As a creator, Carzana is somehow speaking of the sensitivities, vulnerabilities and despair of his young generation, and yet still managing to reclaim hope and beauty from the tatters of a collapsing world. He’d called his collection “My Heart Is a River for You to Bend”—one of the lines he spontaneously scribbles in sketchbooks as he goes along. For the first time, he’d included womenswear—bunchy, sculptural shapes he creates in 3D draping sessions; his kind of freestyle haute couture.
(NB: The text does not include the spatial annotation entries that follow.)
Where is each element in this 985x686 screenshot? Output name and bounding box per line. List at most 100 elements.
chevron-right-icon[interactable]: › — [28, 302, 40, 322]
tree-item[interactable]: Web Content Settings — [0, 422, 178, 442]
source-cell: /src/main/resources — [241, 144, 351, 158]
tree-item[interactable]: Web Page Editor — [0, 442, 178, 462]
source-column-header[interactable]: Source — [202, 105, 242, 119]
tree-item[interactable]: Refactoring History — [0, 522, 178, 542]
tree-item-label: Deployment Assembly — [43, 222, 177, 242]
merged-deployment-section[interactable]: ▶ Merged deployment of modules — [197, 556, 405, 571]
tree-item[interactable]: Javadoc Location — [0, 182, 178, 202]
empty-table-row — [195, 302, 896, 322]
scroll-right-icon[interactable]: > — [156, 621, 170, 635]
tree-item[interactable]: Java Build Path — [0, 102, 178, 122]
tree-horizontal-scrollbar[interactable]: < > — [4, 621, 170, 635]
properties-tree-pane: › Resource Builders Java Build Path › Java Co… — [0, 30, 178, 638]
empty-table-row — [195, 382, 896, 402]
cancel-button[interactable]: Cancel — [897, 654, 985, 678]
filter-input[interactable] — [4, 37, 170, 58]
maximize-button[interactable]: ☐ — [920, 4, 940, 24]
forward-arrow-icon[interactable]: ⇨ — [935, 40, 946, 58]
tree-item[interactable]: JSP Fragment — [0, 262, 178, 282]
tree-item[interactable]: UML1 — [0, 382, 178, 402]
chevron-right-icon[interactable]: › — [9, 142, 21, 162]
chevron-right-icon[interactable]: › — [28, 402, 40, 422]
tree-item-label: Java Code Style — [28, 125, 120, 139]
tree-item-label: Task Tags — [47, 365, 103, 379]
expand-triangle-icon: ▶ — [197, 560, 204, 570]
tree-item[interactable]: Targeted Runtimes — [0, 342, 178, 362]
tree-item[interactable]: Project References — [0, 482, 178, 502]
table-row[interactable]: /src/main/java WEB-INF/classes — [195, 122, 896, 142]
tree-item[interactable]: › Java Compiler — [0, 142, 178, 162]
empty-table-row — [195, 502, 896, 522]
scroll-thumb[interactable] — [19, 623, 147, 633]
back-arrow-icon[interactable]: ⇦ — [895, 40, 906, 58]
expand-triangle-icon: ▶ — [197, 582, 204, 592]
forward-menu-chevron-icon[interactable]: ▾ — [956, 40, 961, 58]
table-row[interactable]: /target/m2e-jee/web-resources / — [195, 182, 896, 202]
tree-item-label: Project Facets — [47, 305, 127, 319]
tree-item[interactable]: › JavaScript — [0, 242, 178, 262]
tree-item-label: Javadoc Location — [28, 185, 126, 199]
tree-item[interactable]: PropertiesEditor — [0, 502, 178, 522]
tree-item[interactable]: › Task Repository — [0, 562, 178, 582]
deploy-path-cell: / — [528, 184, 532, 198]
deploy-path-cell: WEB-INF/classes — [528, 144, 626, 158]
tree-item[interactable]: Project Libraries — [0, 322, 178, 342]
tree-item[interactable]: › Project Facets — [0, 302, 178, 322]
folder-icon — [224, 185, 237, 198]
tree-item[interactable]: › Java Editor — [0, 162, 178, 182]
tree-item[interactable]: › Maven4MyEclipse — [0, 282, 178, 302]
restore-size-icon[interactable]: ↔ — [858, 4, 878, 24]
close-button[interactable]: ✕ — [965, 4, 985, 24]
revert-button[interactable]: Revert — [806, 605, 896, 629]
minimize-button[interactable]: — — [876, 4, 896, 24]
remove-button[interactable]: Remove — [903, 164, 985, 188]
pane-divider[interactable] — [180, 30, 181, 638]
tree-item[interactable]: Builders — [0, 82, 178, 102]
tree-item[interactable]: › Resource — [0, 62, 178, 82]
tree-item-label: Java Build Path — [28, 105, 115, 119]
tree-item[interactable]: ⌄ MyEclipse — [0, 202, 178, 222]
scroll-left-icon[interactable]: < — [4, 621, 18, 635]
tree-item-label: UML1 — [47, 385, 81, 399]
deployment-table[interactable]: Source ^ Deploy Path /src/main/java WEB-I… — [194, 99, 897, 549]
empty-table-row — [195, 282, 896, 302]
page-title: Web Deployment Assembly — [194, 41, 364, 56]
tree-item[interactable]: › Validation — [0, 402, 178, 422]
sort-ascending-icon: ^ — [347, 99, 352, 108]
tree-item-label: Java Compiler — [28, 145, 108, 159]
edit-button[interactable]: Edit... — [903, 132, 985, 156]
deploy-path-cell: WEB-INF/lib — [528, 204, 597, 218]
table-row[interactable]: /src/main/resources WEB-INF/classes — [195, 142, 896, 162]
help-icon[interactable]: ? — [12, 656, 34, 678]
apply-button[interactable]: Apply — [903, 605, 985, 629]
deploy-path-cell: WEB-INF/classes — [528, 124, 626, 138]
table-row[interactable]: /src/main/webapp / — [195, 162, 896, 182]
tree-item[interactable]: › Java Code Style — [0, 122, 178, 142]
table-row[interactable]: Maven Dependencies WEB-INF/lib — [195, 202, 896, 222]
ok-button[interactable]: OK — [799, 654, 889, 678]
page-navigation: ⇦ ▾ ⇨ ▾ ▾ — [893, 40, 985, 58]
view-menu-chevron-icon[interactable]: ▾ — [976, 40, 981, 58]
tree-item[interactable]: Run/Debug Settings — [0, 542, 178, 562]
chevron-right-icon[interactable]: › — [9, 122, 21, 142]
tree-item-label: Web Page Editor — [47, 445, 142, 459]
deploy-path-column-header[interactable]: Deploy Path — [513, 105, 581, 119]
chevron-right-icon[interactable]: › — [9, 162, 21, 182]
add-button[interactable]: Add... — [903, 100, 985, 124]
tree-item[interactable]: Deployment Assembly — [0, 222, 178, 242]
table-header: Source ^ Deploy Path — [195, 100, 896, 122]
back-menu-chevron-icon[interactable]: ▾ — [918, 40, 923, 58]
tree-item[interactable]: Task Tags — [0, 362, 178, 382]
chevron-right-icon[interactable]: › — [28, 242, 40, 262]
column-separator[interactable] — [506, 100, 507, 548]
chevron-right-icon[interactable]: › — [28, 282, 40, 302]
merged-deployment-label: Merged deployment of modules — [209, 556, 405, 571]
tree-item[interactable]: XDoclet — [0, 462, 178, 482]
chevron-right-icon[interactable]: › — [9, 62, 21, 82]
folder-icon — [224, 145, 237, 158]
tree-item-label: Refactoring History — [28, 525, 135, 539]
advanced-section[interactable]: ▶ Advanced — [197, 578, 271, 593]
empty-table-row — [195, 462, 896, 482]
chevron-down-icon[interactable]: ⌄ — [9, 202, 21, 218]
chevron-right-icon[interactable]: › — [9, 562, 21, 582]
Everything he touches—his hand was palpable in every piece—is made from deadstock or recycled fabric and tinted with plant dyes and spices to produce subtle spectrums of pinks and browns. The vast asymmetric picture hat in a dusty weld yellow, as well as the dried-flower headdresses were the work of his collaborator, Nasir Mazhar, who seasonally interprets and enhances the magical aura around his work.

Carzana had dedicated the show to the late music producer Sophie, and to a friend of his mother’s who recently passed away. Both people had a big effect on his life, “but I don’t want to explain everything that way,” he said. “I think it’s just the idea of how much, collectively, our hearts have taken in the last couple of years. All the sort of pain and loss that we’ve just had to quickly wash away. But also the feeling that, no matter how hard you’re hit, your heart remains unbroken, but it can be bent. And this pathway is a river bend that can lead to people that support you and save you.”